Celui qui fait sortir la boîte d’un colporteur, même si elle contient de nombreuses espèces, n’est tenu qu’à un seul sacrifice pour la faute. Pour des graines potagères, la mesure est inférieure au volume d’une figue sèche ; Rabbi Juda ben Betera dit : cinq graines.
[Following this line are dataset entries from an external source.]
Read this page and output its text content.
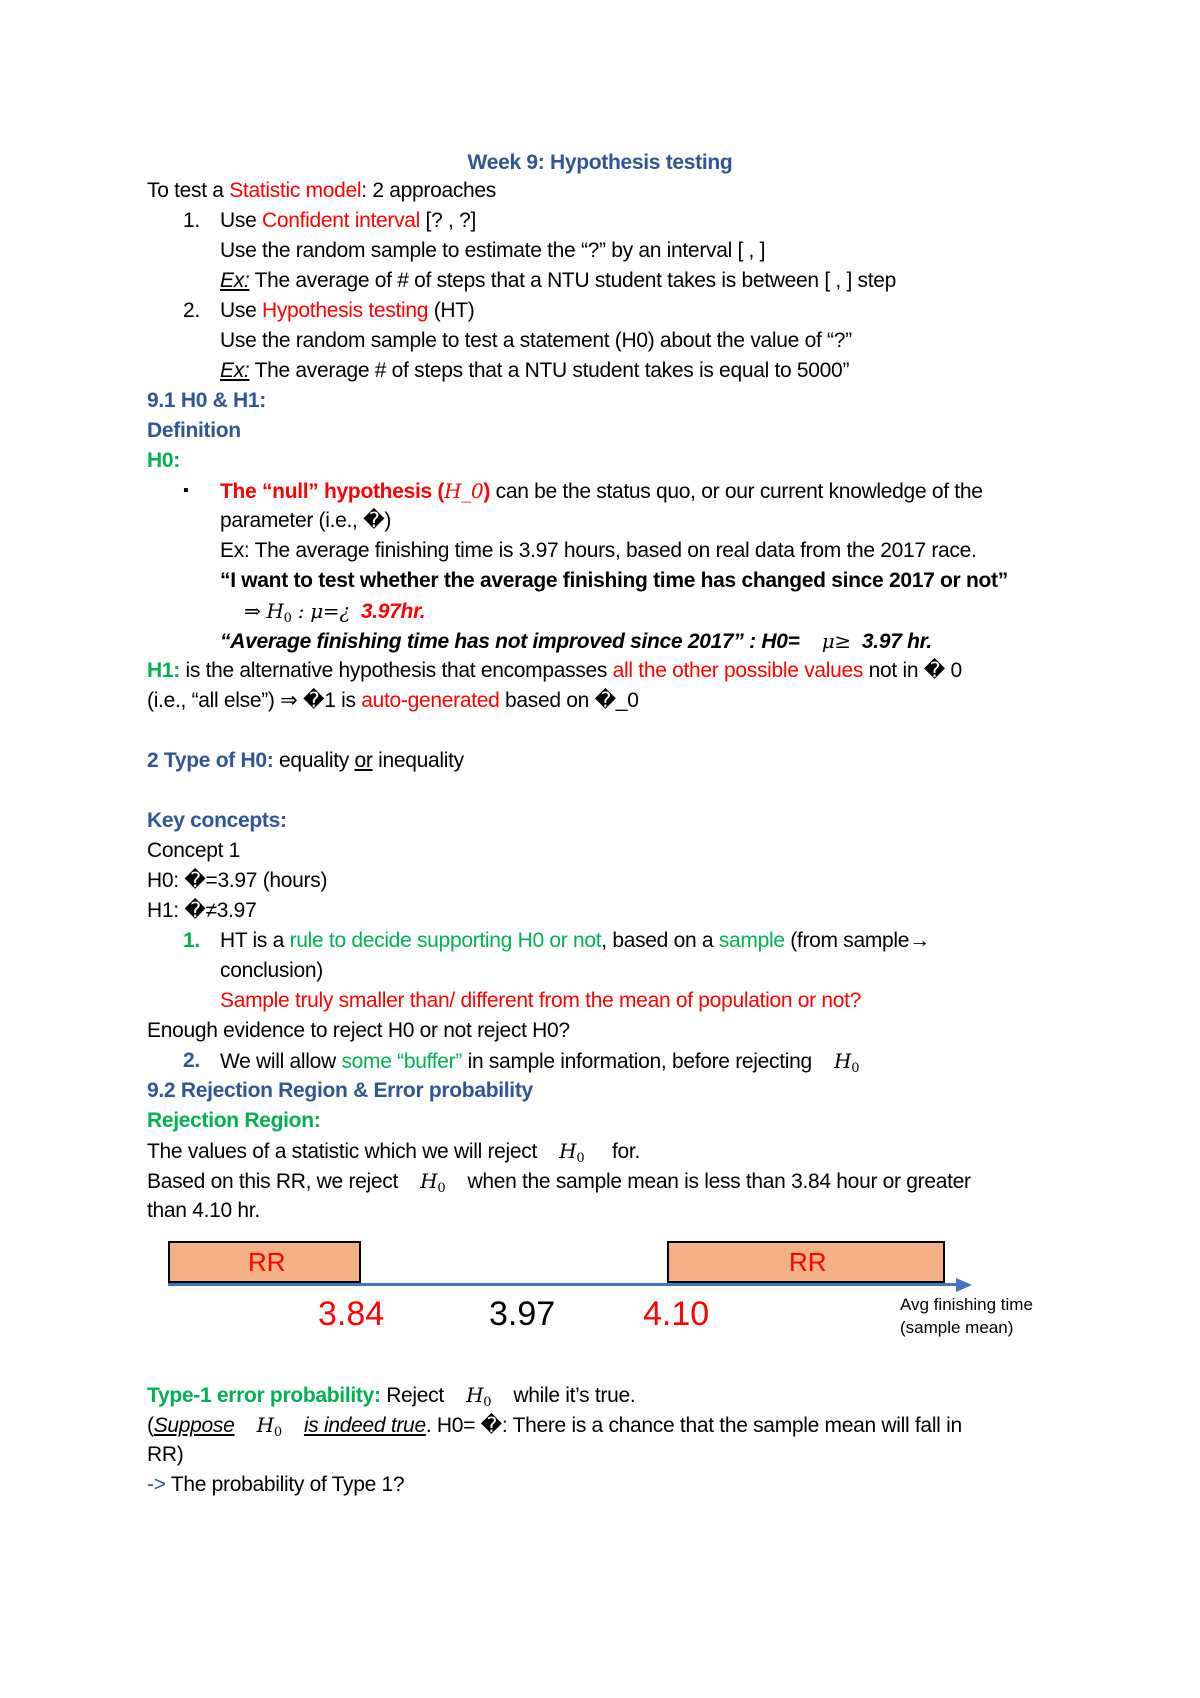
Week 9: Hypothesis testing
To test a Statistic model: 2 approaches
1. Use Confident interval [? , ?]
Use the random sample to estimate the “?” by an interval [ , ]
Ex: The average of # of steps that a NTU student takes is between [ , ] step
2. Use Hypothesis testing (HT)
Use the random sample to test a statement (H0) about the value of “?”
Ex: The average # of steps that a NTU student takes is equal to 5000”
9.1 H0 & H1:
Definition
H0:
▪ The “null” hypothesis (H_0) can be the status quo, or our current knowledge of the
parameter (i.e., �)
Ex: The average finishing time is 3.97 hours, based on real data from the 2017 race.
“I want to test whether the average finishing time has changed since 2017 or not”
⇒ $H_0$ : μ=¿ 3.97hr.
“Average finishing time has not improved since 2017” : H0= μ≥ 3.97 hr.
H1: is the alternative hypothesis that encompasses all the other possible values not in � 0
(i.e., “all else”) ⇒ �1 is auto-generated based on �_0
2 Type of H0: equality or inequality
Key concepts:
Concept 1
H0: �=3.97 (hours)
H1: �≠3.97
1. HT is a rule to decide supporting H0 or not, based on a sample (from sample→
conclusion)
Sample truly smaller than/ different from the mean of population or not?
Enough evidence to reject H0 or not reject H0?
2. We will allow some “buffer” in sample information, before rejecting $H_0$
9.2 Rejection Region & Error probability
Rejection Region:
The values of a statistic which we will reject $H_0$ for.
Based on this RR, we reject $H_0$ when the sample mean is less than 3.84 hour or greater
than 4.10 hr.
RR	RR
3.84	3.97	4.10	Avg finishing time
(sample mean)
Type-1 error probability: Reject $H_0$ while it’s true.
(Suppose $H_0$ is indeed true. H0= �: There is a chance that the sample mean will fall in
RR)
-> The probability of Type 1?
Pour des graines de concombre : deux ; de courge : deux ; de haricot égyptien : deux. Pour une sauterelle vivante permise à la consommation, quelle qu’en soit la taille ; morte, à partir du volume d’une figue sèche. Pour un tsiporet keramim, vivant ou mort, quelle qu’en soit la taille, car on le conserve comme remède. Rabbi Juda dit : même une sauterelle vivante interdite à la consommation, quelle qu’en soit la taille, car on la conserve pour qu’un enfant joue avec elle.